通話可能人数と同じようにMESH機能が備わったインカムであれば2,000m以上の長距離通信も可能となっています。

ツーリングする人数が増えれば増えるほど、グループが走行する際の先頭者から最後尾までの距離は長くなりますので、これもまた普段の使用シーンを十分に検討することが大切だといえます。

連続使用時間

インカムは基本的に充電をして使います。1度の最大充電での連続使用可能時間は、8時間~20時間ほどとなっています。

インカムによっては走行中でも充電できるものもあります。

普段のツーリングで、出発してから家に戻ってくるまで、どこかの宿泊地に到着するまでに、いつもどれくらいの時間を掛けてツーリングしているのかを、振り返ってみるようにしましょう。

音質(オーディオシステム)

音質は会話の聴き取りやすさに直結するものですので、高音質のインカムの方が快適に利用できると思います。

単にナビの案内を聴き取りやすくしたいだけであれば、音質もさほどこだわる必要はないかも知れませんが、ツーリング中の会話にも華を咲かせたい人はぜひ高音質タイプを見つけてみてください。

機能が充実したグレードの高い機種であれば、大抵のインカムが高音質のオーディオシステムを搭載していますので、結果的に他の機能の面からも使い勝手に優れるようになるといえます。

防水・防塵機能

インカムはヘルメットの内部に取り付けるものですが、バイク走行そのものが外気に晒されるものですので、雨天のときのことも十分に考えておく必要があります。

走行する場所によっては砂誇りなどの塵が舞い上がっている中を走らないといけないこともあるかと思います。

インカムを長く使い続けていくためにも、防水・防塵機能が備わっているのかをきちんとチェックするようにしましょう。

他機種との接続性

同じメーカーから販売されている同じ機種のインカムであれば、接続において何一つ問題は生じませんが、他メーカーとの接続の場合には、自分のインカムに機能が備わっているのかを気に掛ける必要があります。

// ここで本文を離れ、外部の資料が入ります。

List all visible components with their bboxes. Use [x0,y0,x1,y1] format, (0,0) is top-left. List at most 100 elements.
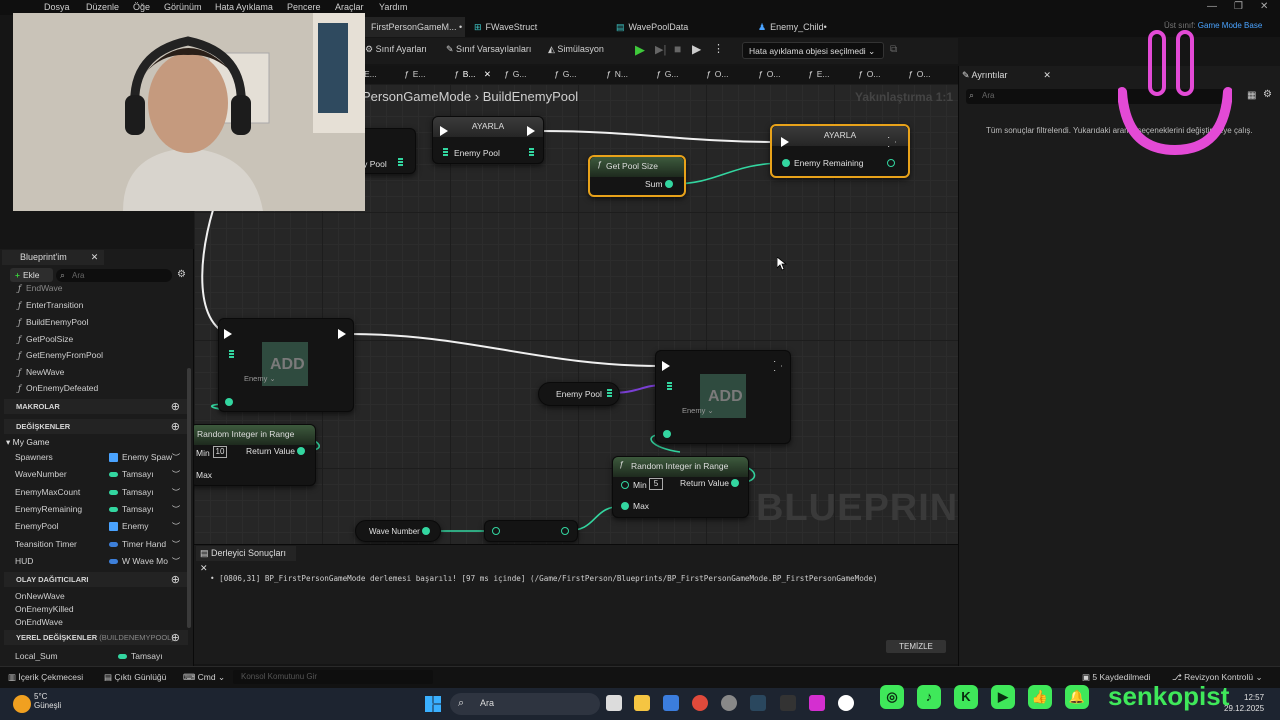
variable-type[interactable]: W Wave Mo [109,556,168,566]
array-pin[interactable] [529,148,534,157]
table-view-icon[interactable]: ▦ [1247,90,1256,101]
section-variables[interactable]: DEĞİŞKENLER ⊕ [4,419,188,434]
variable-name[interactable]: EnemyPool [15,521,58,531]
tab-details[interactable]: ✎ Ayrıntılar ✕ [962,68,1064,83]
array-pin[interactable] [229,350,234,359]
function-item[interactable]: ƒ OnEnemyDefeated [18,383,98,393]
function-item[interactable]: ƒ EnterTransition [18,300,83,310]
exec-in-pin[interactable] [224,329,232,339]
variable-name[interactable]: EnemyRemaining [15,504,82,514]
array-pin[interactable] [398,158,403,167]
store-icon[interactable] [663,695,679,711]
int-out-pin[interactable] [225,398,233,406]
superclass-link[interactable]: Game Mode Base [1198,21,1262,30]
visibility-icon[interactable]: ︶ [172,521,180,532]
variable-type[interactable]: Enemy Spaw [109,452,172,463]
exec-out-pin[interactable] [527,126,535,136]
array-pin[interactable] [443,148,448,157]
type-select[interactable]: Enemy ⌄ [244,374,276,383]
variable-type[interactable]: Tamsayı [118,651,163,661]
array-pin[interactable] [667,382,672,391]
variable-name[interactable]: Spawners [15,452,53,462]
function-item[interactable]: ƒ BuildEnemyPool [18,317,88,327]
get-pool-size-node[interactable]: Get Pool Size [588,155,686,197]
chrome-icon[interactable] [692,695,708,711]
dispatcher-item[interactable]: OnEnemyKilled [15,604,74,614]
clear-button[interactable]: TEMİZLE [886,640,946,653]
close-tab-icon[interactable]: ✕ [200,563,208,573]
compiler-message[interactable]: • [0806,31] BP_FirstPersonGameMode derle… [210,574,878,583]
variable-name[interactable]: WaveNumber [15,469,67,479]
visibility-icon[interactable]: ︶ [172,539,180,550]
section-macros[interactable]: MAKROLAR ⊕ [4,399,188,414]
console-command-input[interactable]: Konsol Komutunu Gir [233,670,433,684]
epic-games-icon[interactable] [780,695,796,711]
int-in-pin[interactable] [621,481,629,489]
function-item[interactable]: ƒ NewWave [18,367,64,377]
visibility-icon[interactable]: ︶ [172,487,180,498]
tab-compiler-results[interactable]: ▤ Derleyici Sonuçları ✕ [196,546,296,573]
exec-out-pin[interactable] [338,329,346,339]
function-item[interactable]: ƒ EndWave [18,283,63,293]
int-out-pin[interactable] [561,527,569,535]
variable-name[interactable]: EnemyMaxCount [15,487,80,497]
int-in-pin[interactable] [492,527,500,535]
settings-icon[interactable]: ⚙ [177,269,186,280]
variable-type[interactable]: Timer Hand [109,539,166,549]
steam-icon[interactable] [750,695,766,711]
taskbar-clock[interactable]: 12:57 29.12.2025 [1224,692,1264,714]
variable-name[interactable]: HUD [15,556,33,566]
variable-category[interactable]: ▾ My Game [6,437,49,448]
app-icon[interactable] [809,695,825,711]
output-log-button[interactable]: ▤ Çıktı Günlüğü [104,672,166,683]
exec-in-pin[interactable] [440,126,448,136]
int-in-pin[interactable] [782,159,790,167]
min-value-input[interactable]: 10 [213,446,227,458]
minimize-icon[interactable]: — [1207,1,1217,12]
scrollbar[interactable] [187,368,191,628]
tab-my-blueprint[interactable]: Blueprint'im ✕ [2,250,104,265]
close-tab-icon[interactable]: ✕ [91,252,99,262]
visibility-icon[interactable]: ︶ [172,469,180,480]
content-drawer-button[interactable]: ▥ İçerik Çekmecesi [8,672,83,683]
int-out-pin[interactable] [297,447,305,455]
add-dispatcher-icon[interactable]: ⊕ [171,573,180,586]
int-out-pin[interactable] [665,180,673,188]
int-out-pin[interactable] [731,479,739,487]
variable-type[interactable]: Tamsayı [109,487,154,497]
add-local-icon[interactable]: ⊕ [171,631,180,644]
add-variable-icon[interactable]: ⊕ [171,420,180,433]
int-out-pin[interactable] [663,430,671,438]
exec-in-pin[interactable] [781,137,789,147]
section-local-variables[interactable]: YEREL DEĞİŞKENLER (BUILDENEMYPOOL) ⊕ [4,630,188,645]
function-item[interactable]: ƒ GetEnemyFromPool [18,350,103,360]
exec-in-pin[interactable] [662,361,670,371]
int-in-pin[interactable] [621,502,629,510]
visibility-icon[interactable]: ︶ [172,556,180,567]
min-value-input[interactable]: 5 [649,478,663,490]
array-pin[interactable] [607,389,612,398]
variable-name[interactable]: Local_Sum [15,651,58,661]
unreal-engine-icon[interactable] [838,695,854,711]
maximize-icon[interactable]: ❐ [1234,1,1243,12]
dispatcher-item[interactable]: OnNewWave [15,591,65,601]
variable-type[interactable]: Tamsayı [109,504,154,514]
github-icon[interactable] [721,695,737,711]
taskbar-search[interactable]: Ara [450,693,600,715]
add-macro-icon[interactable]: ⊕ [171,400,180,413]
task-view-icon[interactable] [606,695,622,711]
function-item[interactable]: ƒ GetPoolSize [18,334,73,344]
variable-type[interactable]: Enemy [109,521,148,532]
weather-widget[interactable]: 5°C Güneşli [34,692,61,710]
set-node-enemy-remaining[interactable]: AYARLA [770,124,910,178]
close-window-icon[interactable]: ✕ [1260,1,1268,12]
settings-icon[interactable]: ⚙ [1263,89,1272,100]
file-explorer-icon[interactable] [634,695,650,711]
close-tab-icon[interactable]: ✕ [1043,70,1051,80]
add-button[interactable]: + Ekle [10,268,53,282]
blueprint-search-input[interactable]: Ara [56,269,172,282]
dispatcher-item[interactable]: OnEndWave [15,617,63,627]
visibility-icon[interactable]: ︶ [172,504,180,515]
visibility-icon[interactable]: ︶ [172,452,180,463]
cmd-dropdown[interactable]: ⌨ Cmd ⌄ [183,672,225,683]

グループでツーリングする際には、参加者みんなが同じインカムを使うとは限りませんよね。

うっかり他の人と接続できなかった、なんてことにならないためにも、購入するインカムにユニバーサルジョイント機能が備わっているかも確認するようにしましょう。

まとめ

ツーリングの際のライダー同士の意思疎通に役立つインカムの基本機能と、購入する際の選び方のポイントに関して説明してきましたが、いかがだったでしょうか?

グループツーリングでの意思疎通はもちろん、ソロツーリングでの情報収集や退屈しのぎと、インカムはあらゆるツーリングシーンで役立てることができます。

登場から十数年経ちインカムの性能は飛躍的に向上していますので、使い勝手は以前より更に向上しています。

ぜひ日頃のツーリングのマストアイテムとしてご検討されてみてはいかがでしょうか?